ヘレン、意外と商売上手だな……。ギルドマスターとしての経験から得た知識なのだろうか、はたまた冒険者時代にそんな仲間がいたのか。
「それに、そろそろ"転移祭"が始まるからね……ニーナに頑張ったご褒美を買ってやらなきゃならんだろう?」
いや、そっちがメインだな? 俺には分かるぞ。
まったく、ニーナを自分の娘のように可愛がってくれちゃって……。
「"てんいさい"?」
ニーナが頭にはてなマークを浮かべている。
ああ、そういえば説明してなかったな。丁度いい、今説明しておこう。
「"転移祭"ってのは、パンドラ各地で行われる総転移を祝うお祭りなんだ。この街にも商人やら旅芸人達が集まって、大きなバザーや催し物をやったりして、結構盛り上がるのさ」
「わぁ……! とってもたのしそうっ!」
目をキラキラとさせ、その情景を思い浮かべているニーナ。
総転移の時期になると、この小さな街にも大勢の観光客や商人、旅芸人がやって来る。
客の殆どの目当てはこの街の周り一帯の総転移を見る事。迷宮だらけの街ならではの祭だ。

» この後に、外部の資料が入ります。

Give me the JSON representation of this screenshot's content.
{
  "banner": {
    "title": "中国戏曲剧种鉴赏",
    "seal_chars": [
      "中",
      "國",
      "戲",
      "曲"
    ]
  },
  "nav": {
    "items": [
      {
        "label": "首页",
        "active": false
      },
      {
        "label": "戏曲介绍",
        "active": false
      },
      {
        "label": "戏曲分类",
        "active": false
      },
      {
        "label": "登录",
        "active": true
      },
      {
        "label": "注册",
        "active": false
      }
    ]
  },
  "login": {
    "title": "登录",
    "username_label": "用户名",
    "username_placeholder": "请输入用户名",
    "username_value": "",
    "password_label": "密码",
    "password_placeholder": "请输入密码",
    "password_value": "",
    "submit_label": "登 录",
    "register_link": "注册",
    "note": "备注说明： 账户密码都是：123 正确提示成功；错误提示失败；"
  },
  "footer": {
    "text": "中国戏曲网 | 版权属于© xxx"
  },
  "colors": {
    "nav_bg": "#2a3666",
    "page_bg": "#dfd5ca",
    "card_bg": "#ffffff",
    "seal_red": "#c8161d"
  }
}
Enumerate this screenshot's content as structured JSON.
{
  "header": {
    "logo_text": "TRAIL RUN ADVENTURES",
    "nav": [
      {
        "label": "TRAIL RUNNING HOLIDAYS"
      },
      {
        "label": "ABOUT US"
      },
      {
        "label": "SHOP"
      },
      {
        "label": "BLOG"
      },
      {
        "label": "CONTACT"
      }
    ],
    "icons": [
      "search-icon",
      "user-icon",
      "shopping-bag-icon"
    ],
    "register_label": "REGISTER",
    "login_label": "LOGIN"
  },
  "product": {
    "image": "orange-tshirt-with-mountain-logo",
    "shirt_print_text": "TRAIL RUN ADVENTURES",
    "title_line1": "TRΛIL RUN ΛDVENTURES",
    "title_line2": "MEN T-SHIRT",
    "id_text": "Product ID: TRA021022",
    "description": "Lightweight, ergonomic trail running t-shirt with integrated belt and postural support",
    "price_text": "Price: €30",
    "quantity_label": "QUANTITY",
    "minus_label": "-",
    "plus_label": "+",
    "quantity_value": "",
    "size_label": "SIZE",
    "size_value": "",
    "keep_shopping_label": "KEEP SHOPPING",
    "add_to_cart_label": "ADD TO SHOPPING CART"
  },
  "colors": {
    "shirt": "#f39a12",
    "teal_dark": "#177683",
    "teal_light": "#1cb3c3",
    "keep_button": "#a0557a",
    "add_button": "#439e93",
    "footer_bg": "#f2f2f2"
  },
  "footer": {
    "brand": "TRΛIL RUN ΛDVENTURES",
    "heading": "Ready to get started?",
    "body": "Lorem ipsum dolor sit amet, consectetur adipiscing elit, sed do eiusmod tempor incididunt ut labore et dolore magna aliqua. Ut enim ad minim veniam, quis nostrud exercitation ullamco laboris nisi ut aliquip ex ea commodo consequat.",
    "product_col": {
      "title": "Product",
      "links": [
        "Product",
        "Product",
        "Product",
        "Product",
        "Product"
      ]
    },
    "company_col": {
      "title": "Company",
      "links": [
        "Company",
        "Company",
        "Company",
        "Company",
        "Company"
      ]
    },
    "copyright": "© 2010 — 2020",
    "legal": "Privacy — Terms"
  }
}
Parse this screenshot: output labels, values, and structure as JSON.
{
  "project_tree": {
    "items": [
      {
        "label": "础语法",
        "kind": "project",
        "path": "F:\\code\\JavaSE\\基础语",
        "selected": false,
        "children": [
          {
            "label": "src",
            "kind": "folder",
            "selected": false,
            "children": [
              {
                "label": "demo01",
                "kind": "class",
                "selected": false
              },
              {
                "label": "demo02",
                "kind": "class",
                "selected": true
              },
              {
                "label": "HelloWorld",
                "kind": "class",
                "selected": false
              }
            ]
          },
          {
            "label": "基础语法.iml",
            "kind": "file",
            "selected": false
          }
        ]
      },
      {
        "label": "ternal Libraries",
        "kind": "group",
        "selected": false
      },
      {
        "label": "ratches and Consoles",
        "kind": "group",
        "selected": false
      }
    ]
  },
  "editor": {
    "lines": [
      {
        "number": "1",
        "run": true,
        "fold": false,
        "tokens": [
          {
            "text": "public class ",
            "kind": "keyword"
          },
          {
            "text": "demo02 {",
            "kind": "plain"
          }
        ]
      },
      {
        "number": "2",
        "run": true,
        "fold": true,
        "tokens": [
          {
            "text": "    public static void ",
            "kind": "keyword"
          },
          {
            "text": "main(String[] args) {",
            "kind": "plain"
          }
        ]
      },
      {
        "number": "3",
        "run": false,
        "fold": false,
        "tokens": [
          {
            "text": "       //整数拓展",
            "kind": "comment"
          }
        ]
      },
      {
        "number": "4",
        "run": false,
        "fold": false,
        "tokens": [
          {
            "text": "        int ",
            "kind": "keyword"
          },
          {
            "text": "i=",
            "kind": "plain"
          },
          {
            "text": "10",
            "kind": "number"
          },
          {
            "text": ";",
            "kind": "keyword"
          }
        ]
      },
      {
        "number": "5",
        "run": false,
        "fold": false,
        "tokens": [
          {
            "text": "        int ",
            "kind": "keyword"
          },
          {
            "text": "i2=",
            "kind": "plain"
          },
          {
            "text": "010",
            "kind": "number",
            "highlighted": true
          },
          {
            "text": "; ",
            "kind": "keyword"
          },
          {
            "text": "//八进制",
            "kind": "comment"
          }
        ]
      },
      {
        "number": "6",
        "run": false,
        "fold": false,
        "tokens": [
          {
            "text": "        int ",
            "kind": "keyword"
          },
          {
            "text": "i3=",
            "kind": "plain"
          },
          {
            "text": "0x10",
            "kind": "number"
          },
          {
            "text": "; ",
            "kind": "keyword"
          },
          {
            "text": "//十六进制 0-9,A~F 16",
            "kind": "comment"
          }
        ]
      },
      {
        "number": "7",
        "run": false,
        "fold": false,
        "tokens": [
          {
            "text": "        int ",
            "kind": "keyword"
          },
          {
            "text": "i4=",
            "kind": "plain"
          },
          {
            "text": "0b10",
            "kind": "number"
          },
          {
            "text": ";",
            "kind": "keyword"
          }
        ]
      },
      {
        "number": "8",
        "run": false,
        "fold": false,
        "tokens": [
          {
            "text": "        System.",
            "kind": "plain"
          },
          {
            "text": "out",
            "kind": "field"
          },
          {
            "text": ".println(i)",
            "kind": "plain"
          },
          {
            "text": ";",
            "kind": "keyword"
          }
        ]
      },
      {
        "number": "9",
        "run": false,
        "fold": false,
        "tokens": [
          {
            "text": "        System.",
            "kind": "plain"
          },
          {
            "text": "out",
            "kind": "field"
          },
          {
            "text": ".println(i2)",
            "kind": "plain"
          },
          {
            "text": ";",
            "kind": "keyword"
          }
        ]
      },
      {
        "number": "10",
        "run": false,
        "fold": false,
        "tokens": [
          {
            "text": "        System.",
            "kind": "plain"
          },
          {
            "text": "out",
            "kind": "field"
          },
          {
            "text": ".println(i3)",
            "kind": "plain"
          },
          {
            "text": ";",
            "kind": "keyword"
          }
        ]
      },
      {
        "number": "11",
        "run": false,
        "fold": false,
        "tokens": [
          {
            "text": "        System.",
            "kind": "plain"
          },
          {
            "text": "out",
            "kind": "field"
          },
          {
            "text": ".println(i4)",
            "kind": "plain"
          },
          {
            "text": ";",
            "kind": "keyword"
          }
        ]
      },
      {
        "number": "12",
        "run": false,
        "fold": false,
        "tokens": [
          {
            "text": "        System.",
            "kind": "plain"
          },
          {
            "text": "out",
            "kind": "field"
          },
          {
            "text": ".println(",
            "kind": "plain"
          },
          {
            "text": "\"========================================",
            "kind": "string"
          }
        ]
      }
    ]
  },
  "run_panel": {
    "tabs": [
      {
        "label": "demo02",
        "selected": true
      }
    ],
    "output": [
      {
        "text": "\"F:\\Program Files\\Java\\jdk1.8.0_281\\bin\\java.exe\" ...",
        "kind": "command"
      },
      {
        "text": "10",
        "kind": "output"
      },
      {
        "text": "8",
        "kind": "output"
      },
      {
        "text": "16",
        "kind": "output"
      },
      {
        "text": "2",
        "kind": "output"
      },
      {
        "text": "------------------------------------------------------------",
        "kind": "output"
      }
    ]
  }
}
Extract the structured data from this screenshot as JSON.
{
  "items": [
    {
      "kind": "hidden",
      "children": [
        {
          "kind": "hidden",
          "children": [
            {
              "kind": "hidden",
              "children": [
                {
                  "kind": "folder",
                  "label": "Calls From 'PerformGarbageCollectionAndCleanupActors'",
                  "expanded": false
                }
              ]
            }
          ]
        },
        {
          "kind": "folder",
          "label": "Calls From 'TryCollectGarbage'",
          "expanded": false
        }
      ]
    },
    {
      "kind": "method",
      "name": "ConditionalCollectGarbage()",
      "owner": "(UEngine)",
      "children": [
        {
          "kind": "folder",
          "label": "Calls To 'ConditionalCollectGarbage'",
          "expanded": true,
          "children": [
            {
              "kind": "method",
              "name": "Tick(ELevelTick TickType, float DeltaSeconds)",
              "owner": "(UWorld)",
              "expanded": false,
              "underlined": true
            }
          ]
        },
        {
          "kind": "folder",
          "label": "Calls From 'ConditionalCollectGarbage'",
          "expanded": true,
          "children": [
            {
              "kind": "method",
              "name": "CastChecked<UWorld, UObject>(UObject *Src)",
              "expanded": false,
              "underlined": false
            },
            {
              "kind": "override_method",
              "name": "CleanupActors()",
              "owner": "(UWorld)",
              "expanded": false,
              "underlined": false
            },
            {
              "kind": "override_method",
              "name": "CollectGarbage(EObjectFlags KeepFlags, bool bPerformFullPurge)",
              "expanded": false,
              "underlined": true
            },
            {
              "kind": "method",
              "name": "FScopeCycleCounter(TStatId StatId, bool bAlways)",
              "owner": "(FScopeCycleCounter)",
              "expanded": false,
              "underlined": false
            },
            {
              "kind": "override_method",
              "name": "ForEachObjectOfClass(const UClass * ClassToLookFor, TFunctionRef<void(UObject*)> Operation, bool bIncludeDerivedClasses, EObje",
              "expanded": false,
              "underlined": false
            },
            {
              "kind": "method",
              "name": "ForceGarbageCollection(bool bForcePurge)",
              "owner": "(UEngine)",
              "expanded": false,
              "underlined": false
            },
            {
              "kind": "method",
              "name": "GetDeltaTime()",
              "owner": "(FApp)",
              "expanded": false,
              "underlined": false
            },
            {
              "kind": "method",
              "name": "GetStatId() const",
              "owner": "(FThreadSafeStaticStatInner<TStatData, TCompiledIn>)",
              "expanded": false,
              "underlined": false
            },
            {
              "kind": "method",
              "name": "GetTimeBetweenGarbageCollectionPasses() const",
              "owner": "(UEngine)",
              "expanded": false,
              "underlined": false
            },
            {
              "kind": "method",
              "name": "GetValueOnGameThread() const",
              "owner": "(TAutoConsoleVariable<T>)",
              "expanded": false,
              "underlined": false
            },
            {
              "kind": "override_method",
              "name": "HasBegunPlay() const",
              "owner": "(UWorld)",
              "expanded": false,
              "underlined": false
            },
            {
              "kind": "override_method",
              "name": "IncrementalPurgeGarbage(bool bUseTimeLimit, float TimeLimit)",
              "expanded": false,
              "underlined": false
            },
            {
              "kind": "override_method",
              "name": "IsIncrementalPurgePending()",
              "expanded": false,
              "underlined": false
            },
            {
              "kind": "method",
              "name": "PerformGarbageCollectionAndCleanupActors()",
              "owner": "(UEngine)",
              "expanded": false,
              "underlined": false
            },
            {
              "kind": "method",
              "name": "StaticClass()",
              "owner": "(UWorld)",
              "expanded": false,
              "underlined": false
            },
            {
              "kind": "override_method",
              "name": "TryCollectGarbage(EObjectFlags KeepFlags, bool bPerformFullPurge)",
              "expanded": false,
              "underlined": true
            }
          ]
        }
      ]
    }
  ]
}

総転移の瞬間はそれは綺麗で見事なのだ。今年はニーナも居るし、しっかり見ておかないとな。
「そう言う事なら有難く頂いておこう、助かるよ」
「なぁに、助かったのはこっちの方さ。十分儲けさせてもらうよ」
そう言うとヘレンはにこりと微笑んでこちらを見た。
「楽しい思い出になるといいですね、ニーナちゃんっ!」
「うんっ! てっんいっさいっ♪てっんいっさいっ♪」
シエラとニーナは転移祭の話題で盛り上がっている。
ニーナに至ってはぴょんぴょん跳ねて楽しみを抑えられない様子だ。
その光景を見てフッと笑い、全く無邪気なもんだと心の中で思った。
◇
帰宅した後、すぐさま食事を作り始める。ニーナが手伝いに来るのはもはや日常となっていた。
鼻歌混じりで上機嫌に手伝う少女。どうやら転移祭がよほど楽しみらしい。
祭りまであと数日。まとまった金も手に入った事だし、当日になったら存分に楽しませてやるか――。